The Chinese government is reportedly transferring tens of thousands of Uighur Muslims from the far west region of Xinjiang to work under coercive conditions in factories across the country supplying leading global brands.
A UN report last year said China has detained more than a million of the ethnic minority group in internment camps for indoctrination.
The country has denied any mistreatment and claimed that Uighur Muslims are being educated in “vocational training centres” to combat religious extremism.
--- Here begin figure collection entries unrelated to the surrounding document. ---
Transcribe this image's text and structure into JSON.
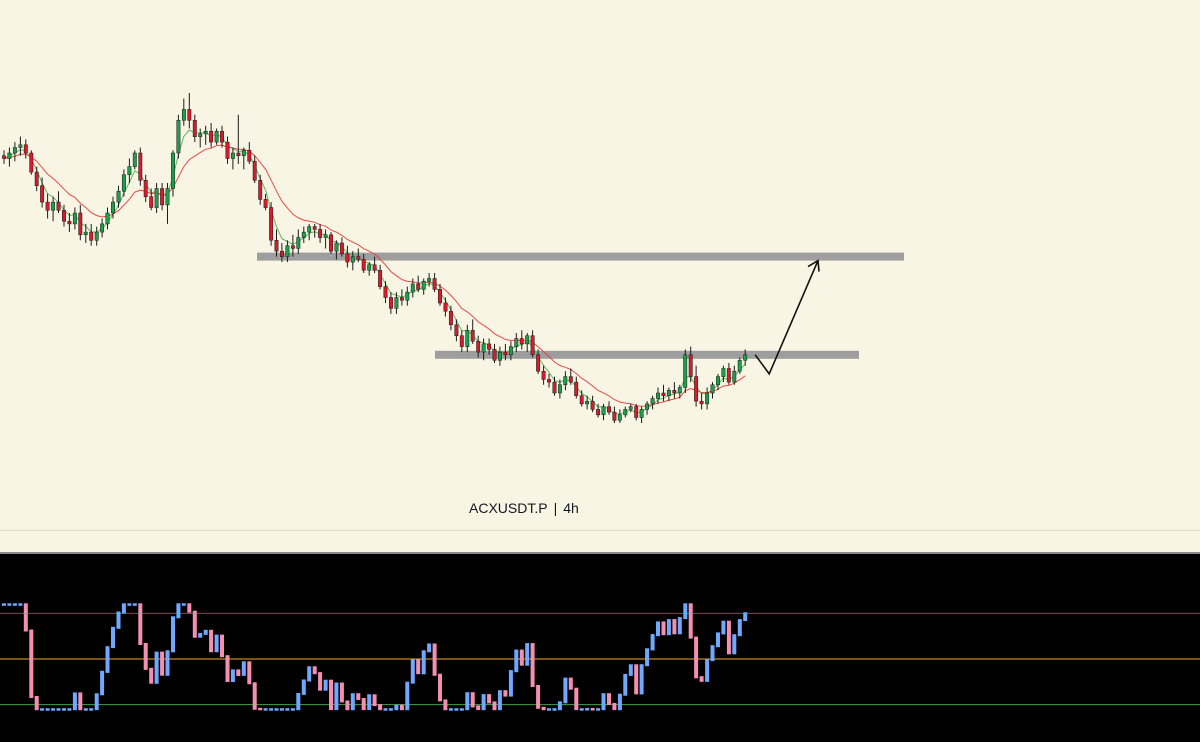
{
  "chart_data": [
    {
      "type": "candlestick",
      "symbol": "ACXUSDT.P",
      "timeframe": "4h",
      "candles": [
        [
          0.355,
          0.357,
          0.352,
          0.354
        ],
        [
          0.354,
          0.358,
          0.351,
          0.356
        ],
        [
          0.356,
          0.36,
          0.353,
          0.358
        ],
        [
          0.358,
          0.362,
          0.355,
          0.359
        ],
        [
          0.359,
          0.361,
          0.354,
          0.356
        ],
        [
          0.356,
          0.357,
          0.348,
          0.349
        ],
        [
          0.349,
          0.351,
          0.342,
          0.344
        ],
        [
          0.344,
          0.347,
          0.336,
          0.338
        ],
        [
          0.338,
          0.341,
          0.332,
          0.335
        ],
        [
          0.335,
          0.34,
          0.331,
          0.338
        ],
        [
          0.338,
          0.342,
          0.334,
          0.335
        ],
        [
          0.335,
          0.337,
          0.329,
          0.331
        ],
        [
          0.331,
          0.334,
          0.327,
          0.33
        ],
        [
          0.33,
          0.336,
          0.328,
          0.334
        ],
        [
          0.334,
          0.337,
          0.324,
          0.326
        ],
        [
          0.326,
          0.33,
          0.323,
          0.327
        ],
        [
          0.327,
          0.33,
          0.322,
          0.324
        ],
        [
          0.324,
          0.329,
          0.322,
          0.327
        ],
        [
          0.327,
          0.332,
          0.325,
          0.33
        ],
        [
          0.33,
          0.336,
          0.328,
          0.334
        ],
        [
          0.334,
          0.34,
          0.332,
          0.338
        ],
        [
          0.338,
          0.344,
          0.336,
          0.342
        ],
        [
          0.342,
          0.35,
          0.34,
          0.348
        ],
        [
          0.348,
          0.354,
          0.345,
          0.351
        ],
        [
          0.351,
          0.357,
          0.35,
          0.356
        ],
        [
          0.356,
          0.358,
          0.344,
          0.346
        ],
        [
          0.346,
          0.348,
          0.338,
          0.34
        ],
        [
          0.34,
          0.343,
          0.335,
          0.336
        ],
        [
          0.336,
          0.345,
          0.334,
          0.343
        ],
        [
          0.343,
          0.345,
          0.335,
          0.337
        ],
        [
          0.337,
          0.345,
          0.33,
          0.343
        ],
        [
          0.343,
          0.357,
          0.34,
          0.356
        ],
        [
          0.356,
          0.37,
          0.354,
          0.368
        ],
        [
          0.368,
          0.376,
          0.366,
          0.372
        ],
        [
          0.372,
          0.378,
          0.365,
          0.368
        ],
        [
          0.368,
          0.37,
          0.36,
          0.362
        ],
        [
          0.362,
          0.365,
          0.358,
          0.363
        ],
        [
          0.363,
          0.366,
          0.359,
          0.364
        ],
        [
          0.364,
          0.367,
          0.358,
          0.36
        ],
        [
          0.36,
          0.365,
          0.359,
          0.364
        ],
        [
          0.364,
          0.366,
          0.358,
          0.36
        ],
        [
          0.36,
          0.362,
          0.352,
          0.354
        ],
        [
          0.354,
          0.358,
          0.35,
          0.356
        ],
        [
          0.356,
          0.37,
          0.352,
          0.355
        ],
        [
          0.355,
          0.358,
          0.35,
          0.357
        ],
        [
          0.357,
          0.36,
          0.352,
          0.353
        ],
        [
          0.353,
          0.355,
          0.345,
          0.346
        ],
        [
          0.346,
          0.348,
          0.337,
          0.339
        ],
        [
          0.339,
          0.341,
          0.335,
          0.336
        ],
        [
          0.336,
          0.338,
          0.322,
          0.324
        ],
        [
          0.324,
          0.328,
          0.318,
          0.32
        ],
        [
          0.32,
          0.323,
          0.316,
          0.318
        ],
        [
          0.318,
          0.324,
          0.316,
          0.322
        ],
        [
          0.322,
          0.326,
          0.318,
          0.321
        ],
        [
          0.321,
          0.328,
          0.319,
          0.325
        ],
        [
          0.325,
          0.329,
          0.323,
          0.327
        ],
        [
          0.327,
          0.33,
          0.324,
          0.329
        ],
        [
          0.329,
          0.33,
          0.325,
          0.328
        ],
        [
          0.328,
          0.33,
          0.323,
          0.325
        ],
        [
          0.325,
          0.328,
          0.321,
          0.326
        ],
        [
          0.326,
          0.327,
          0.319,
          0.32
        ],
        [
          0.32,
          0.324,
          0.317,
          0.323
        ],
        [
          0.323,
          0.325,
          0.318,
          0.319
        ],
        [
          0.319,
          0.322,
          0.314,
          0.316
        ],
        [
          0.316,
          0.32,
          0.313,
          0.318
        ],
        [
          0.318,
          0.321,
          0.316,
          0.317
        ],
        [
          0.317,
          0.319,
          0.312,
          0.313
        ],
        [
          0.313,
          0.316,
          0.311,
          0.315
        ],
        [
          0.315,
          0.318,
          0.312,
          0.313
        ],
        [
          0.313,
          0.315,
          0.306,
          0.307
        ],
        [
          0.307,
          0.309,
          0.301,
          0.303
        ],
        [
          0.303,
          0.305,
          0.297,
          0.299
        ],
        [
          0.299,
          0.305,
          0.297,
          0.303
        ],
        [
          0.303,
          0.306,
          0.3,
          0.302
        ],
        [
          0.302,
          0.307,
          0.3,
          0.305
        ],
        [
          0.305,
          0.31,
          0.303,
          0.308
        ],
        [
          0.308,
          0.311,
          0.305,
          0.306
        ],
        [
          0.306,
          0.31,
          0.304,
          0.309
        ],
        [
          0.309,
          0.312,
          0.307,
          0.31
        ],
        [
          0.31,
          0.312,
          0.305,
          0.306
        ],
        [
          0.306,
          0.308,
          0.3,
          0.301
        ],
        [
          0.301,
          0.303,
          0.296,
          0.298
        ],
        [
          0.298,
          0.3,
          0.291,
          0.293
        ],
        [
          0.293,
          0.295,
          0.287,
          0.289
        ],
        [
          0.289,
          0.291,
          0.283,
          0.285
        ],
        [
          0.285,
          0.293,
          0.283,
          0.291
        ],
        [
          0.291,
          0.295,
          0.286,
          0.287
        ],
        [
          0.287,
          0.289,
          0.281,
          0.283
        ],
        [
          0.283,
          0.288,
          0.28,
          0.286
        ],
        [
          0.286,
          0.288,
          0.282,
          0.284
        ],
        [
          0.284,
          0.286,
          0.279,
          0.28
        ],
        [
          0.28,
          0.285,
          0.278,
          0.283
        ],
        [
          0.283,
          0.286,
          0.28,
          0.282
        ],
        [
          0.282,
          0.287,
          0.28,
          0.285
        ],
        [
          0.285,
          0.29,
          0.283,
          0.288
        ],
        [
          0.288,
          0.291,
          0.284,
          0.286
        ],
        [
          0.286,
          0.29,
          0.283,
          0.289
        ],
        [
          0.289,
          0.291,
          0.281,
          0.282
        ],
        [
          0.282,
          0.284,
          0.275,
          0.276
        ],
        [
          0.276,
          0.278,
          0.271,
          0.273
        ],
        [
          0.273,
          0.275,
          0.27,
          0.272
        ],
        [
          0.272,
          0.274,
          0.267,
          0.268
        ],
        [
          0.268,
          0.273,
          0.266,
          0.271
        ],
        [
          0.271,
          0.276,
          0.269,
          0.274
        ],
        [
          0.274,
          0.277,
          0.271,
          0.272
        ],
        [
          0.272,
          0.274,
          0.266,
          0.267
        ],
        [
          0.267,
          0.269,
          0.263,
          0.264
        ],
        [
          0.264,
          0.267,
          0.262,
          0.265
        ],
        [
          0.265,
          0.267,
          0.261,
          0.262
        ],
        [
          0.262,
          0.264,
          0.259,
          0.26
        ],
        [
          0.26,
          0.264,
          0.258,
          0.263
        ],
        [
          0.263,
          0.265,
          0.26,
          0.261
        ],
        [
          0.261,
          0.263,
          0.257,
          0.258
        ],
        [
          0.258,
          0.262,
          0.257,
          0.26
        ],
        [
          0.26,
          0.263,
          0.259,
          0.262
        ],
        [
          0.262,
          0.264,
          0.261,
          0.263
        ],
        [
          0.263,
          0.264,
          0.258,
          0.259
        ],
        [
          0.259,
          0.263,
          0.257,
          0.262
        ],
        [
          0.262,
          0.265,
          0.26,
          0.264
        ],
        [
          0.264,
          0.267,
          0.262,
          0.266
        ],
        [
          0.266,
          0.27,
          0.264,
          0.268
        ],
        [
          0.268,
          0.271,
          0.265,
          0.267
        ],
        [
          0.267,
          0.27,
          0.265,
          0.269
        ],
        [
          0.269,
          0.272,
          0.266,
          0.268
        ],
        [
          0.268,
          0.271,
          0.266,
          0.27
        ],
        [
          0.27,
          0.284,
          0.268,
          0.282
        ],
        [
          0.282,
          0.285,
          0.272,
          0.274
        ],
        [
          0.274,
          0.278,
          0.263,
          0.265
        ],
        [
          0.265,
          0.268,
          0.262,
          0.264
        ],
        [
          0.264,
          0.27,
          0.262,
          0.268
        ],
        [
          0.268,
          0.272,
          0.266,
          0.271
        ],
        [
          0.271,
          0.275,
          0.269,
          0.274
        ],
        [
          0.274,
          0.278,
          0.272,
          0.277
        ],
        [
          0.277,
          0.279,
          0.271,
          0.272
        ],
        [
          0.272,
          0.278,
          0.271,
          0.276
        ],
        [
          0.276,
          0.281,
          0.275,
          0.28
        ],
        [
          0.28,
          0.284,
          0.278,
          0.282
        ]
      ],
      "ema_fast_color": "#4caf50",
      "ema_slow_color": "#e53935",
      "levels": [
        0.318,
        0.282
      ],
      "projection": [
        [
          0.282,
          0.275
        ],
        [
          0.318
        ]
      ],
      "bull_color": "#1e9e4a",
      "bear_color": "#d81b2a"
    },
    {
      "type": "oscillator",
      "upper_line_color": "#d81b60",
      "middle_line_color": "#f9a825",
      "lower_line_color": "#43a047",
      "levels": [
        70,
        50,
        30
      ],
      "up_color": "#6fa8ff",
      "down_color": "#f48fb1"
    }
  ]
}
But according to a study by the Australian Strategic Policy Institute (ASPI), more than 80,000 Uighur Muslims were transferred from these camps between 2017 and 2019 to work in Chinese factories in conditions that “likely amount to forced labour”.
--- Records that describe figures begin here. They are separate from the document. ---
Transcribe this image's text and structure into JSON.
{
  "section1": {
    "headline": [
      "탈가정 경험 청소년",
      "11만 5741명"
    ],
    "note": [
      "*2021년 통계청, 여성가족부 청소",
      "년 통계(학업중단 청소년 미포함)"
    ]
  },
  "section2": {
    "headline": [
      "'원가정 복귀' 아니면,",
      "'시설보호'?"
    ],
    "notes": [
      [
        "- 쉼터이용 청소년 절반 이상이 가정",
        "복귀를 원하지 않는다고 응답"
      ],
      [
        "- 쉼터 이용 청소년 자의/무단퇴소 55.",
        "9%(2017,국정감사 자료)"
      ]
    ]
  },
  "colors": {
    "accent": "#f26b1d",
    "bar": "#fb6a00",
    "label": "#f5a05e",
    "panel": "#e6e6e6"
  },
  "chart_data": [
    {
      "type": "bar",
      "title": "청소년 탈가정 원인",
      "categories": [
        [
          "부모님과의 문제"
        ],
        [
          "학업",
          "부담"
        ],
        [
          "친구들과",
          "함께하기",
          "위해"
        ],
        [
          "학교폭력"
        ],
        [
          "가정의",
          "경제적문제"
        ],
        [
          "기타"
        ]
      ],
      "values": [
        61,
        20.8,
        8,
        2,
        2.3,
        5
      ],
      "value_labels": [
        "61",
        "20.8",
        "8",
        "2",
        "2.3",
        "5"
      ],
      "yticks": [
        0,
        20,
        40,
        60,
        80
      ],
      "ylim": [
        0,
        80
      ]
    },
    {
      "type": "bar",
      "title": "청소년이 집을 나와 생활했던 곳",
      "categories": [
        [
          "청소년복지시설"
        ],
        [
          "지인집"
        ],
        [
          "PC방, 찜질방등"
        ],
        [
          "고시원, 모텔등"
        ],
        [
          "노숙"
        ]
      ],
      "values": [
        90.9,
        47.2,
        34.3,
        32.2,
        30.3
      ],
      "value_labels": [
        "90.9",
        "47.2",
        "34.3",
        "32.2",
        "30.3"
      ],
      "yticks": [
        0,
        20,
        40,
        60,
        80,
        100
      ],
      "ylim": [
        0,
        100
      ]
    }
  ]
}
These factories are in the supply chains of at least 83 leading global brands including Apple, BMW, Gap, Microsoft, Nike, Nintendo, Sony and Volkswagen, who may “unknowingly” be involved in human rights abuses.
“Companies using forced Uyghur labour in their supply chains could find themselves in breach of laws which prohibit the importation of goods made with forced labour or mandate disclosure of forced labour supply chain risks,” the report states.
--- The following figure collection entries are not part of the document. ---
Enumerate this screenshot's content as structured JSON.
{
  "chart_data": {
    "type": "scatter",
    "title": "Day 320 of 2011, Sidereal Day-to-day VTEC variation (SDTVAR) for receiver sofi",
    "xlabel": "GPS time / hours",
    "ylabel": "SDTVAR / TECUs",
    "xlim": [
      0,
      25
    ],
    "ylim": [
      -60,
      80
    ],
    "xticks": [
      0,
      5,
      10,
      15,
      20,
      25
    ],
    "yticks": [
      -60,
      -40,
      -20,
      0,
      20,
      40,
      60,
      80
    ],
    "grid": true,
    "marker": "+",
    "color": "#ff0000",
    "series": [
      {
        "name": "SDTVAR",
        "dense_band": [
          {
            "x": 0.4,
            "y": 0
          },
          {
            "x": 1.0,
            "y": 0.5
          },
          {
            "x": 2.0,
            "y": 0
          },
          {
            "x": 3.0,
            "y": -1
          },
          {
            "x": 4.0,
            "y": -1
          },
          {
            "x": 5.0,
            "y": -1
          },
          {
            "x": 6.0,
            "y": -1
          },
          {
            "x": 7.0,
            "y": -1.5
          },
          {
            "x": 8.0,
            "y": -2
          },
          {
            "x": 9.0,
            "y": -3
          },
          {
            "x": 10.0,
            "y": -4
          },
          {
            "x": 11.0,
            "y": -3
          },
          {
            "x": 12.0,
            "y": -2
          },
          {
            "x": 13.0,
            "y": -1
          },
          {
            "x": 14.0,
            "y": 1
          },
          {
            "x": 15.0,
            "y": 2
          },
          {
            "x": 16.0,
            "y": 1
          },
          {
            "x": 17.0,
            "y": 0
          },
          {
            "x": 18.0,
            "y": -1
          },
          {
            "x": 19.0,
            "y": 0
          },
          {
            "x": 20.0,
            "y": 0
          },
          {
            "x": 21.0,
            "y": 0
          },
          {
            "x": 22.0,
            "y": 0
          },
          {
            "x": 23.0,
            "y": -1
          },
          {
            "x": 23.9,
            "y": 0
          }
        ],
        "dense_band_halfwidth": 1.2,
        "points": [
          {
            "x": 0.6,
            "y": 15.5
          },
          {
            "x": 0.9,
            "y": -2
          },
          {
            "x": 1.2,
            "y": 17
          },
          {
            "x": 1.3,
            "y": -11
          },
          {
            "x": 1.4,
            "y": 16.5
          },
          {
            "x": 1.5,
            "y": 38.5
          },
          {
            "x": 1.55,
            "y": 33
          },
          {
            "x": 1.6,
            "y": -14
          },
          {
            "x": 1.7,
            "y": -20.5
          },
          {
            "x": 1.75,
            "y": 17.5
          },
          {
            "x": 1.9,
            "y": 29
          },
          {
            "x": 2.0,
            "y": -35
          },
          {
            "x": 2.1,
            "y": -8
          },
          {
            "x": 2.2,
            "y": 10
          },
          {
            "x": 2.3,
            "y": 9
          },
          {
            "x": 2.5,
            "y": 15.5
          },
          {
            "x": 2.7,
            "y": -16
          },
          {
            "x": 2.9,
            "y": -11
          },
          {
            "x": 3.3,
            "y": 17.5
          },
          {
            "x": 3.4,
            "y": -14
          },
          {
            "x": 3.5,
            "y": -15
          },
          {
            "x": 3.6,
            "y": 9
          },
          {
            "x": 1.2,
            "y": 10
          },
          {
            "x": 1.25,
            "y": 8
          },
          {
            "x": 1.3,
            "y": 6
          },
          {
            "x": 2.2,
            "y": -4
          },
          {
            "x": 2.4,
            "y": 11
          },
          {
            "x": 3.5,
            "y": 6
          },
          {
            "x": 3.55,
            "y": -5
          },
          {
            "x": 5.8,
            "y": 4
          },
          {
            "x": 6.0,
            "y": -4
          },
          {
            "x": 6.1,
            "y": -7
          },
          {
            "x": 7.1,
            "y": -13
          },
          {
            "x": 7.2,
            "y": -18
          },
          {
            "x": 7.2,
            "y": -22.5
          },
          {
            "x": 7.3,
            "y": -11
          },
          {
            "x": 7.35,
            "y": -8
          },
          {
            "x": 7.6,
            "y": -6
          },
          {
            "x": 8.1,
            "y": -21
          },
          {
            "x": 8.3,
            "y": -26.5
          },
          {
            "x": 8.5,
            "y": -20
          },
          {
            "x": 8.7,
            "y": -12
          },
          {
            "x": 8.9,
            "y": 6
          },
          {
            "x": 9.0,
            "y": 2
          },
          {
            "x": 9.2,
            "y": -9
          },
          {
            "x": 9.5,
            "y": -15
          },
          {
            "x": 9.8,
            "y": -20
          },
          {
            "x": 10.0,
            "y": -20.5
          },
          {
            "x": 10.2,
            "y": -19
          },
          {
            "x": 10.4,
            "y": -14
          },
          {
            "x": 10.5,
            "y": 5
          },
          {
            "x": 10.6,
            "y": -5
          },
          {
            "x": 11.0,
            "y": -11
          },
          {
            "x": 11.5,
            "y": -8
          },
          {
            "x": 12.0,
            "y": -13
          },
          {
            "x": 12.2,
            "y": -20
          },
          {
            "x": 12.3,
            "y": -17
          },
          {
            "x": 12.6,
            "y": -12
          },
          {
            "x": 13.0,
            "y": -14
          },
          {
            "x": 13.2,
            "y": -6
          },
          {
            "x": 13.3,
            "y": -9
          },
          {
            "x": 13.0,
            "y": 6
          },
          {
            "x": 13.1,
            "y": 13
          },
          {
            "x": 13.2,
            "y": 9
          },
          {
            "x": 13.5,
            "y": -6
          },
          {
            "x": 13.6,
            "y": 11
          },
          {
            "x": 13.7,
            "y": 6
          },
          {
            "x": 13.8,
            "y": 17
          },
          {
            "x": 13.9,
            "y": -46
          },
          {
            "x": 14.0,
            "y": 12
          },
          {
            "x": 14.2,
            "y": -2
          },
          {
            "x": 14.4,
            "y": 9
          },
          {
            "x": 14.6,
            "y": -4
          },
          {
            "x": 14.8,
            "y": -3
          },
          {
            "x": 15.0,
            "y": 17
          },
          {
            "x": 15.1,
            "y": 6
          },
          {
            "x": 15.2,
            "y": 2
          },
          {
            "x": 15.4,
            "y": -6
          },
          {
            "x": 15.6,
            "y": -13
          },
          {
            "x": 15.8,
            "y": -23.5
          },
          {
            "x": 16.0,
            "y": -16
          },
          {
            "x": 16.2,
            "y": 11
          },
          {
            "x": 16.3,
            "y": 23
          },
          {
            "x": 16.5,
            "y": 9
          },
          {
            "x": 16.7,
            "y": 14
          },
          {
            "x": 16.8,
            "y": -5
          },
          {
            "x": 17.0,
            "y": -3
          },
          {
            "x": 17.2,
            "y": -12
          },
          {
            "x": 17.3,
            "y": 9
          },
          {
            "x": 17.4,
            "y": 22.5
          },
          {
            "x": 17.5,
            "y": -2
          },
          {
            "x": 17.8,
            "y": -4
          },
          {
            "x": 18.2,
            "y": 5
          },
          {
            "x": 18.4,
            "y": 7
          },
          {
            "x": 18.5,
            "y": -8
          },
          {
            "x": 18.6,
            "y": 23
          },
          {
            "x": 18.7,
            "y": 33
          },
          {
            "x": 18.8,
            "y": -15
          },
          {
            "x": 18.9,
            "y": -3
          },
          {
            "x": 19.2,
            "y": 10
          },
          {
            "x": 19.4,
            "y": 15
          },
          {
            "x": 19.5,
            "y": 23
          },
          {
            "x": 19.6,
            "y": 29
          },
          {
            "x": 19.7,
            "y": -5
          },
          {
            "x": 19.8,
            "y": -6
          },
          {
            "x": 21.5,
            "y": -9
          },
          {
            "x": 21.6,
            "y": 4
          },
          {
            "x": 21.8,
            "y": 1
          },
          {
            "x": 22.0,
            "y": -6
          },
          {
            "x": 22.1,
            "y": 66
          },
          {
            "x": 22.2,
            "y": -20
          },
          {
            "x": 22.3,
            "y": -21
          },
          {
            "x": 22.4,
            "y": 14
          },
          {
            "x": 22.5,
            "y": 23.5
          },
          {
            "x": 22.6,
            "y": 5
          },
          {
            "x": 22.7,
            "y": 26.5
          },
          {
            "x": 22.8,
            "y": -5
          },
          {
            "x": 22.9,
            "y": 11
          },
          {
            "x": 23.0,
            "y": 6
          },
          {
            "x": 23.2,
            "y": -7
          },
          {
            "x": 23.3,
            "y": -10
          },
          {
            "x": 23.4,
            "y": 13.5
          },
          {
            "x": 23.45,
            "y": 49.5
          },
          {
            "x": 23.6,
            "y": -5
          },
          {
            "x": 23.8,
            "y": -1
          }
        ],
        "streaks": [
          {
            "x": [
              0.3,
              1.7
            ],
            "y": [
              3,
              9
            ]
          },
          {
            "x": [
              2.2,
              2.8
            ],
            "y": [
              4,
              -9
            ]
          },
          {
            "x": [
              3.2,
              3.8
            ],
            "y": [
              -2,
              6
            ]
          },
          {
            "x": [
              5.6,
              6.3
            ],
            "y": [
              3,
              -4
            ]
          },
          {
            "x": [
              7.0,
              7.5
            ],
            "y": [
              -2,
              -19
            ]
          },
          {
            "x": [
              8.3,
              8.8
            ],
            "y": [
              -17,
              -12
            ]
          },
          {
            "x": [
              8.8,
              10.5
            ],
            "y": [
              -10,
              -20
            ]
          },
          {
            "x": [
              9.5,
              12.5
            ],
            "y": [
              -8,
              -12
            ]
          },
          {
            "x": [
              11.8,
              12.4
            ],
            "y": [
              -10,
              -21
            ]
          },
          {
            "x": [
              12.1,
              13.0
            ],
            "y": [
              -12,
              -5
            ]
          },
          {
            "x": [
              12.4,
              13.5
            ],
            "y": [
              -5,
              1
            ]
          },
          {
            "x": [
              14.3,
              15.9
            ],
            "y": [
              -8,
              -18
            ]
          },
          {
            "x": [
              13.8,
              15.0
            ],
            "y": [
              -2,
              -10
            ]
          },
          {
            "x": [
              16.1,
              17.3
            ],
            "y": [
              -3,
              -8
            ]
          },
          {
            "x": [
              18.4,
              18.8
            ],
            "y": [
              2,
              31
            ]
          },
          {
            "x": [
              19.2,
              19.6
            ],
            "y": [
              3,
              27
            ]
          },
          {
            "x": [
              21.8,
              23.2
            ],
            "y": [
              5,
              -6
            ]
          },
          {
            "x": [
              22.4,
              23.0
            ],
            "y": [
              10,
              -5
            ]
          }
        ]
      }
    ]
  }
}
Among its recommendations, the ASPI says each company listed in the report should “conduct immediate and thorough human rights due diligence on its factory labour in China”, where applicable take remedial action and if not possible, stop working with those factories, and “ensure that it is fully transparent as it seeks to address all potential harms, including by reporting its due diligence and audit findings publicly”.
Arsenal star Mesut Ozil was removed from the Chinese version of eFootball PES 2020 following criticism of the country’s treatment of Uighur Muslims in December 2019.
UPDATE: A Microsoft spokesperson told VGC:
“Microsoft is committed to responsible and ethical sourcing. We take this responsibility very seriously and take significant steps to enforce our policies and code of conduct in support of human rights, labor, health and safety, environmental protection, and business ethics through our assurance program.
“All forms of forced labor are specifically banned by our Supplier Code of Conduct. We are investigating the claims and will take appropriate action if breaches of our code of conduct exist.”